By Kris Huynh, BBA, Research Officer Intern, Regina
As one of the world’s leading market intelligence agencies, Mintel produces market reports on everything from beauty trends to global consumer trends. With the recent release of the Global Food and Drink Trends 2019, Mintel is predicting consumers’ preferences to follow three key trends:
- Sustainable consumption;
- Food and drink opportunities through aging; and
- Demand for convenience products.
The movement towards sustainability is becoming increasingly important to consumers. Manufacturers and retailers are extending sustainability to the entire product lifecycle, starting from sustainable sourcing, production, distribution, consumption and disposal process. Mintel refers to this trend as evergreen consumption, as it encompasses a circular view of sustainability.
Here in Saskatchewan, producers have adopted sustainable farming practices that benefit not only the environment, but also their bottom line. Many of these sustainable practices and innovative technologies are designed to improve soil health and fertility, sustain biodiversity, enhance ecosystems, protect water quality, and reduce greenhouse gas emissions. For example, 93 per cent of annual crop land in Saskatchewan is under conservation tillage, which improves soil health and fertility by minimizing erosion. Saskatchewan producers have also been at the forefront of adopting precision agriculture techniques, which improve efficiency and reduce risks to water quality. By supporting producers to use technologies and management tools to protect the environment, it becomes much easier to tell the story of sustainability to a public audience.
Products for healthy aging have also taken centre stage due to an increasingly older global population. Packaged food and drinks are addressing aging health concerns through the fortification of functional ingredients. Omega-3 has become a popular fortification in packaged foods due to its ability to enhance brain development in small children and maintain joint health in aging adults. Omega-3 from Saskatchewan flax is often used in livestock feed. By adding omega-3s to an animal’s diet, the results are eggs, milk and meat that are fortified with omega-3 fatty acids ready for human consumption.
For the final trend, the continuing demand for convenience is spurring growth in new food and beverage products and shopping methods. Canada’s snack market is booming in popularity. For example, Three Farmers, a Saskatchewan-based company, produces one of the province’s most recognizable value-added foods. Known for their roasted chickpeas, green peas and lentil snacks, all products come in various flavours. Three Farmers also includes a traceability bar code on their products that allow consumers to learn about the origin and manufacturing of the product. Three Farmers has grown quickly and their products are selling across major Canadian natural food grocers and in the American market through Amazon.com.

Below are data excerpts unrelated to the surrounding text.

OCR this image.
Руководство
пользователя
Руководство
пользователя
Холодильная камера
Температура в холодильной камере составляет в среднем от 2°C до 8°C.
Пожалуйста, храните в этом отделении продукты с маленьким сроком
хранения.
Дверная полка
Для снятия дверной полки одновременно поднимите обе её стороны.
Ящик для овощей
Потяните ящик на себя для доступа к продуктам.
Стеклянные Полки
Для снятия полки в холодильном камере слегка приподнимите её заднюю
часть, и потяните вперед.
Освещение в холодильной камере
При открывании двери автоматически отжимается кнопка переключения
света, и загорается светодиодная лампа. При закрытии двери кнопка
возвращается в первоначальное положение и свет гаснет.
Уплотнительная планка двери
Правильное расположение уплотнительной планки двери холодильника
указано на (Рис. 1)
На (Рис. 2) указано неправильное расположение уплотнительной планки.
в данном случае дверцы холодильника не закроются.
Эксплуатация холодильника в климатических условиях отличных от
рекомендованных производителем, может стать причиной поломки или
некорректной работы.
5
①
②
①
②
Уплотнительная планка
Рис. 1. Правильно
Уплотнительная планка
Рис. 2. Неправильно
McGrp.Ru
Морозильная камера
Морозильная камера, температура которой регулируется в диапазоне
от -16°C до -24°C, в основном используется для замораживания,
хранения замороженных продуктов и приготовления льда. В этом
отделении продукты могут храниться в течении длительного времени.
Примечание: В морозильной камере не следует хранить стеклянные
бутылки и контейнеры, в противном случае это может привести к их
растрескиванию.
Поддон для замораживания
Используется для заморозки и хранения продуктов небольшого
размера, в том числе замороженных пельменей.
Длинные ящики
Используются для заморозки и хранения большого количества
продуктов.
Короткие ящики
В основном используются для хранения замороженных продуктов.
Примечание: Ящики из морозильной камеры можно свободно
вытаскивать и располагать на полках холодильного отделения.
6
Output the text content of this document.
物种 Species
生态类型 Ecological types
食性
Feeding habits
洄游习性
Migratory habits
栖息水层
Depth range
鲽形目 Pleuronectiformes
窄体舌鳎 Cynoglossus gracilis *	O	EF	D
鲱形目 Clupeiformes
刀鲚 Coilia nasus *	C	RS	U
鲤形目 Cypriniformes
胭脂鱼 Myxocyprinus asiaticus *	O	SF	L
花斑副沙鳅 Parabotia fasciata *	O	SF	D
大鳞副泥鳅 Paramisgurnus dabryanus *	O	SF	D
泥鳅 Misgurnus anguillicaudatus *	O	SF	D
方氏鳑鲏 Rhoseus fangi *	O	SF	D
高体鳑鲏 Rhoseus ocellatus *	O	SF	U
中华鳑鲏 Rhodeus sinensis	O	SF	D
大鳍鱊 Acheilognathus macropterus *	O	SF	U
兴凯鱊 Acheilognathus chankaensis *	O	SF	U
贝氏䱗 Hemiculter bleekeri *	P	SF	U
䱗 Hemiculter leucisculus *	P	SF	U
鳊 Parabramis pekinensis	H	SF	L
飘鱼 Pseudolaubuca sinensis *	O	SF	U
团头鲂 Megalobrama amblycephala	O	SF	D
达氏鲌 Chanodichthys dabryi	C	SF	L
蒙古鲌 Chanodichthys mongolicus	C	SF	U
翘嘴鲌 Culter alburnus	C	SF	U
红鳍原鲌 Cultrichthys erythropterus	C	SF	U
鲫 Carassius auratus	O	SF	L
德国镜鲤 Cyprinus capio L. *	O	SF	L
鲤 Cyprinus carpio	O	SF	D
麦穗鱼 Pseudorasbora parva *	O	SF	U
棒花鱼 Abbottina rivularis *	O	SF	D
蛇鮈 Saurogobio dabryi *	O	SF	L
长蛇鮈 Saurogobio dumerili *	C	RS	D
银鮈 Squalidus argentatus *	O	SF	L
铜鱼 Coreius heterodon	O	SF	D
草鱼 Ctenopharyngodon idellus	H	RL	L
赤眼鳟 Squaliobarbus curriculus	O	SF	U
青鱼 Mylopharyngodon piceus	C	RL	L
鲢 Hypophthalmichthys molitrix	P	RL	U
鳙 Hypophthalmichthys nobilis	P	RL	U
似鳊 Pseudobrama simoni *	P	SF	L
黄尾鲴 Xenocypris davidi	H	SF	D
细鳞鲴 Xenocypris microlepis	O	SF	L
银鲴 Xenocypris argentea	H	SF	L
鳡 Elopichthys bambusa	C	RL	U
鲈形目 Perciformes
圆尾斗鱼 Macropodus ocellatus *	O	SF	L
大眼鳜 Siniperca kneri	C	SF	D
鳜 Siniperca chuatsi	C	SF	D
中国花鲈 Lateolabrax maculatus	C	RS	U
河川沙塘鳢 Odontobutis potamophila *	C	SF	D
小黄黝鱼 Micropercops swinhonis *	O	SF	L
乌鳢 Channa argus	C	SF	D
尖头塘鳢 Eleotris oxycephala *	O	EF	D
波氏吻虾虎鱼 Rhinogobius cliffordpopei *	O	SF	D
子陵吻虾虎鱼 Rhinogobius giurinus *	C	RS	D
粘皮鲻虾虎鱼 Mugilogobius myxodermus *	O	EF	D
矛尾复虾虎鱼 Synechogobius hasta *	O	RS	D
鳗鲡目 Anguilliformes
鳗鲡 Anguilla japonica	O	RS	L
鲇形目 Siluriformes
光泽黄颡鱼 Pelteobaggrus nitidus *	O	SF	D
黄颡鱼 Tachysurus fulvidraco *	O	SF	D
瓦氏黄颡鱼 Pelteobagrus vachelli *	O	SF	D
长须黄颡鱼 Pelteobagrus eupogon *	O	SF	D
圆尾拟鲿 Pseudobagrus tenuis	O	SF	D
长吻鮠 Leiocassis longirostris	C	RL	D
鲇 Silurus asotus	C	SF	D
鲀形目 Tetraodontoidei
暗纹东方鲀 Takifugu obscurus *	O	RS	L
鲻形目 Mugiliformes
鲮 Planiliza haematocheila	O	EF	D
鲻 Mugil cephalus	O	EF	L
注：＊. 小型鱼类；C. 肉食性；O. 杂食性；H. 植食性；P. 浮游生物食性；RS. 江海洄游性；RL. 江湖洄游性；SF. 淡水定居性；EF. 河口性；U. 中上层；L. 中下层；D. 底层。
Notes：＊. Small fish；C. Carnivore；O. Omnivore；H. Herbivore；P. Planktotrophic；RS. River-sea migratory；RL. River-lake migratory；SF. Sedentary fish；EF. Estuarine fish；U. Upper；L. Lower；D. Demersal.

Leading the way for enhanced convenience are automated stores such as Amazon Go. Fully automated stores use mobile apps and cameras that track purchases without using a checkout lane, making the retail experience fast and seamless. Automated convenience stores free-up time for the consumers, while meeting nutritional needs through products available. Canadian Amazon enthusiasts are speculating Amazon Go could be coming to Canada, likely to larger cities like Toronto. However, it may be quite some time before this innovative platform makes its way to Saskatchewan consumers.
While Mintel focuses on Amazon Go’s capabilities, Saskatchewan’s grocery store pick-up options have proven to be an industry disrupter. Loblaw’s, Canada’s largest grocer plans to expand e-grocery services and their click-and-collect program. The click-and-collect programs are a natural path toward delivering groceries to peoples’ homes. Both aging populations and busy households are thinking differently about food delivery in general.
While the 2019 food and beverage trends follow the course set in 2018, the demand for sustainability programs, initiatives and partnerships is good news for Saskatchewan agriculture and our producers. Our value-added sector can also capitalize on opportunities for upscale packaged food and drink products that can be consumed on any occasion. Staying ahead of these consumer trends will keep Saskatchewan producers and agribusinesses on the cusp of meeting customer needs into the future.